Over the last ten years the Net Interest Margin has fallen 37 basis points or around 15 per cent.

The point is that overall, our customers are not paying more relative to the cost of funding.

My third, and most important, observation is that a banking license is a privilege, and with that privilege comes a responsibility to earn and maintain the trust of our customers and our community, by dealing with people fairly and honestly.

In recent years it’s clear that a trust gap has opened up, and we as an industry and as individual banks need to work harder to close that gap.


Westpac isn’t perfect. In recent years we’ve had operational errors and we apologise for those. We’ve made some difficult decisions on pricing, and at times haven’t done a good job at communicating why we’ve made those decisions.

We are working hard to improve. We’ve set the goal of becoming one of the world’s great service businesses, and part of that is an ethos to fix things quickly when we get them wrong.

I am proud to say that our 40,000 people are passionate about helping customers and delivering great service.

Over the last four years, complaints are down over 65%. In the last three months, we’ve had three times as many compliments as complaints in our branch network.

We are reviewing all of our products, policies, and processes to make sure they are working for our customers. Where these reviews highlight problems, we proactively report them to our regulators, notify our customers, and put changes in place to make sure the problems can’t recur.

We have also responded to concerns about staff incentives.


In 2015, we were the first bank to remove the link between product sales and base pay in our Enterprise Agreement.

And last month we announced changes to the way Westpac tellers are paid, with incentives now based on service rather than sales. We want to remove any perception of a conflict of interest in how we serve customers. This follows changes we made to our financial advice business, prior to the launch of FOFA, to remove conflicts of interest and increase transparency of performance and remuneration.

We have also embedded the principles of the Banking and Finance Oath into our Code of Conduct for all employees.

We did these things because they were the right thing to do to address community concerns.

But also because we want customers to feel confident to talk to us. Over the next ten years more than two and a half million Australians will turn 65, and the vast majority of them do not have adequate insurance or a well thought-through retirement plan. And while superannuation is good — at the end of the day superannuation is a product, not a plan.

Banks like Westpac — with our long-term commitment to the market, robust compliance, and strong regulatory framework — are well placed to provide this advice.

We are Australia’s oldest company and first bank, with a long history of giving back to our community.

It’s part of why we were recently selected by the Dow Jones Sustainability Index as the world’s most sustainable bank — for the third year in a row.

Financial planners

Mr Chairman, Westpac has been contacted by a number of Committee members foreshadowing their interest in raising questions about two former financial planners who have now been banned by ASIC.

To assist the Committee I would like to table a document summarising the circumstances of those two cases.

In both of these cases Westpac was responsible for investigating their actions and reporting them to ASIC and we are pleased that ASIC took action in respect of those planners.

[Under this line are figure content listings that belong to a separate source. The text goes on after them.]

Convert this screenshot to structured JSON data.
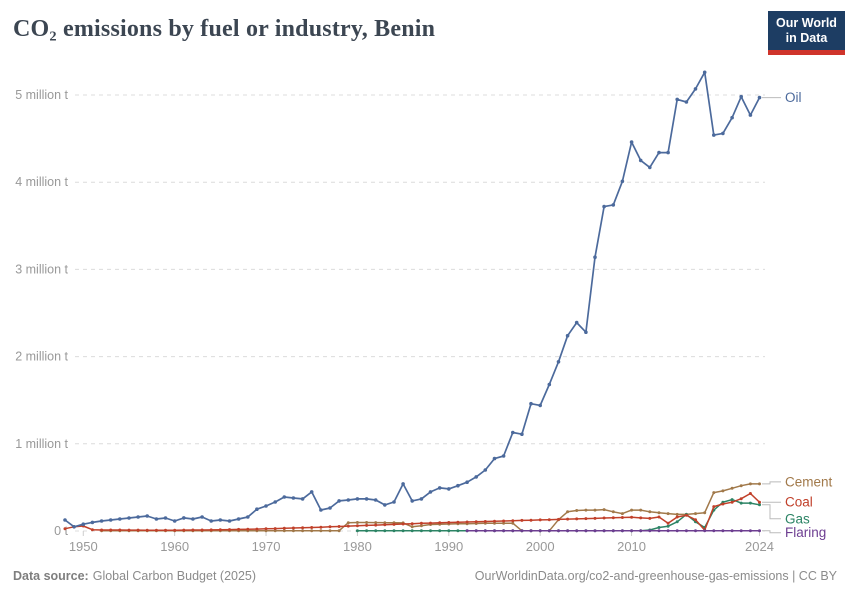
{
  "header": {
    "title": "CO₂ emissions by fuel or industry, Benin",
    "logo": {
      "line1": "Our World",
      "line2": "in Data"
    }
  },
  "footer": {
    "source_label": "Data source:",
    "source_value": "Global Carbon Budget (2025)",
    "credit": "OurWorldinData.org/co2-and-greenhouse-gas-emissions | CC BY"
  },
  "colors": {
    "oil": "#4C6A9C",
    "cement": "#A1794A",
    "coal": "#C1402A",
    "gas": "#2C8465",
    "flaring": "#6D3E91",
    "grid": "#dcdcdc",
    "axis_text": "#999999",
    "tick": "#cccccc",
    "connector": "#bbbbbb",
    "title_text": "#3c4652",
    "footer_text": "#8b8b8b",
    "logo_bg": "#1d3d63",
    "logo_bar": "#cf342b"
  },
  "chart_data": {
    "type": "line",
    "title": "CO₂ emissions by fuel or industry, Benin",
    "unit": "tonnes of CO₂",
    "grid": "horizontal-dashed",
    "legend_position": "right-end-labels",
    "xlim": [
      1948,
      2026
    ],
    "ylim": [
      0,
      5.45
    ],
    "xticks": [
      1950,
      1960,
      1970,
      1980,
      1990,
      2000,
      2010,
      2024
    ],
    "yticks": [
      {
        "value": 0,
        "label": "0 t"
      },
      {
        "value": 1,
        "label": "1 million t"
      },
      {
        "value": 2,
        "label": "2 million t"
      },
      {
        "value": 3,
        "label": "3 million t"
      },
      {
        "value": 4,
        "label": "4 million t"
      },
      {
        "value": 5,
        "label": "5 million t"
      }
    ],
    "years": [
      1948,
      1949,
      1950,
      1951,
      1952,
      1953,
      1954,
      1955,
      1956,
      1957,
      1958,
      1959,
      1960,
      1961,
      1962,
      1963,
      1964,
      1965,
      1966,
      1967,
      1968,
      1969,
      1970,
      1971,
      1972,
      1973,
      1974,
      1975,
      1976,
      1977,
      1978,
      1979,
      1980,
      1981,
      1982,
      1983,
      1984,
      1985,
      1986,
      1987,
      1988,
      1989,
      1990,
      1991,
      1992,
      1993,
      1994,
      1995,
      1996,
      1997,
      1998,
      1999,
      2000,
      2001,
      2002,
      2003,
      2004,
      2005,
      2006,
      2007,
      2008,
      2009,
      2010,
      2011,
      2012,
      2013,
      2014,
      2015,
      2016,
      2017,
      2018,
      2019,
      2020,
      2021,
      2022,
      2023,
      2024
    ],
    "series": [
      {
        "name": "Oil",
        "color": "#4C6A9C",
        "values": [
          0.126,
          0.048,
          0.078,
          0.099,
          0.115,
          0.126,
          0.138,
          0.149,
          0.161,
          0.172,
          0.138,
          0.149,
          0.115,
          0.15,
          0.138,
          0.16,
          0.115,
          0.126,
          0.115,
          0.138,
          0.161,
          0.25,
          0.287,
          0.333,
          0.39,
          0.379,
          0.368,
          0.448,
          0.241,
          0.264,
          0.345,
          0.356,
          0.368,
          0.368,
          0.356,
          0.299,
          0.333,
          0.54,
          0.345,
          0.368,
          0.448,
          0.494,
          0.483,
          0.52,
          0.56,
          0.62,
          0.7,
          0.83,
          0.86,
          1.13,
          1.11,
          1.46,
          1.44,
          1.68,
          1.94,
          2.24,
          2.39,
          2.28,
          3.14,
          3.72,
          3.74,
          4.01,
          4.46,
          4.25,
          4.17,
          4.34,
          4.34,
          4.95,
          4.92,
          5.07,
          5.26,
          4.54,
          4.56,
          4.74,
          4.98,
          4.77,
          4.97
        ]
      },
      {
        "name": "Cement",
        "color": "#A1794A",
        "values": [
          null,
          null,
          null,
          null,
          0.004,
          0.004,
          0.004,
          0.004,
          0.004,
          0.004,
          0.004,
          0.004,
          0.004,
          0.004,
          0.004,
          0.004,
          0.004,
          0.004,
          0.004,
          0.004,
          0.004,
          0.004,
          0.004,
          0.004,
          0.004,
          0.004,
          0.004,
          0.004,
          0.004,
          0.004,
          0.004,
          0.095,
          0.098,
          0.097,
          0.096,
          0.095,
          0.094,
          0.093,
          0.048,
          0.06,
          0.075,
          0.078,
          0.08,
          0.082,
          0.084,
          0.086,
          0.088,
          0.09,
          0.09,
          0.09,
          0.002,
          0.002,
          0.002,
          0.002,
          0.13,
          0.22,
          0.235,
          0.24,
          0.24,
          0.245,
          0.22,
          0.2,
          0.24,
          0.24,
          0.22,
          0.21,
          0.2,
          0.19,
          0.19,
          0.2,
          0.21,
          0.44,
          0.46,
          0.49,
          0.52,
          0.54,
          0.54
        ]
      },
      {
        "name": "Coal",
        "color": "#C1402A",
        "values": [
          0.026,
          0.048,
          0.057,
          0.015,
          0.012,
          0.012,
          0.011,
          0.01,
          0.01,
          0.009,
          0.008,
          0.008,
          0.009,
          0.01,
          0.011,
          0.012,
          0.013,
          0.014,
          0.016,
          0.018,
          0.02,
          0.022,
          0.025,
          0.028,
          0.031,
          0.034,
          0.037,
          0.04,
          0.044,
          0.048,
          0.052,
          0.056,
          0.06,
          0.064,
          0.068,
          0.072,
          0.076,
          0.08,
          0.084,
          0.088,
          0.091,
          0.094,
          0.097,
          0.1,
          0.103,
          0.106,
          0.109,
          0.112,
          0.115,
          0.118,
          0.121,
          0.124,
          0.127,
          0.13,
          0.133,
          0.136,
          0.139,
          0.142,
          0.145,
          0.149,
          0.152,
          0.155,
          0.158,
          0.15,
          0.145,
          0.16,
          0.09,
          0.16,
          0.18,
          0.13,
          0.01,
          0.28,
          0.31,
          0.33,
          0.37,
          0.43,
          0.33
        ]
      },
      {
        "name": "Gas",
        "color": "#2C8465",
        "values": [
          null,
          null,
          null,
          null,
          null,
          null,
          null,
          null,
          null,
          null,
          null,
          null,
          null,
          null,
          null,
          null,
          null,
          null,
          null,
          null,
          null,
          null,
          null,
          null,
          null,
          null,
          null,
          null,
          null,
          null,
          null,
          null,
          0.002,
          0.002,
          0.002,
          0.002,
          0.002,
          0.002,
          0.002,
          0.002,
          0.002,
          0.002,
          0.002,
          0.002,
          0.002,
          0.002,
          0.002,
          0.002,
          0.002,
          0.002,
          0.002,
          0.002,
          0.002,
          0.002,
          0.002,
          0.002,
          0.002,
          0.002,
          0.002,
          0.002,
          0.002,
          0.002,
          0.002,
          0.002,
          0.012,
          0.04,
          0.055,
          0.105,
          0.19,
          0.105,
          0.04,
          0.24,
          0.33,
          0.36,
          0.32,
          0.32,
          0.3
        ]
      },
      {
        "name": "Flaring",
        "color": "#6D3E91",
        "values": [
          null,
          null,
          null,
          null,
          null,
          null,
          null,
          null,
          null,
          null,
          null,
          null,
          null,
          null,
          null,
          null,
          null,
          null,
          null,
          null,
          null,
          null,
          null,
          null,
          null,
          null,
          null,
          null,
          null,
          null,
          null,
          null,
          null,
          null,
          null,
          null,
          null,
          null,
          null,
          null,
          null,
          null,
          null,
          null,
          0.003,
          0.003,
          0.003,
          0.003,
          0.003,
          0.003,
          0.003,
          0.003,
          0.003,
          0.003,
          0.003,
          0.003,
          0.003,
          0.003,
          0.003,
          0.003,
          0.003,
          0.003,
          0.003,
          0.003,
          0.003,
          0.003,
          0.003,
          0.003,
          0.003,
          0.003,
          0.003,
          0.003,
          0.003,
          0.003,
          0.003,
          0.003,
          0.003
        ]
      }
    ]
  }
}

Put simply, we don’t think planners who have engaged in misconduct should remain part of our industry.

Mr Chairman, at a speech two weeks ago I said people are saying things need to change. They do need to change. And they are changing.

We are committed to closing the trust gap. We are showing results. But we know we have more to do.

This hearing is a chance to increase transparency and to hold banks to account for the changes we are making. After all, your constituents are our customers. And in the long run, Westpac can only do well if our customers do well.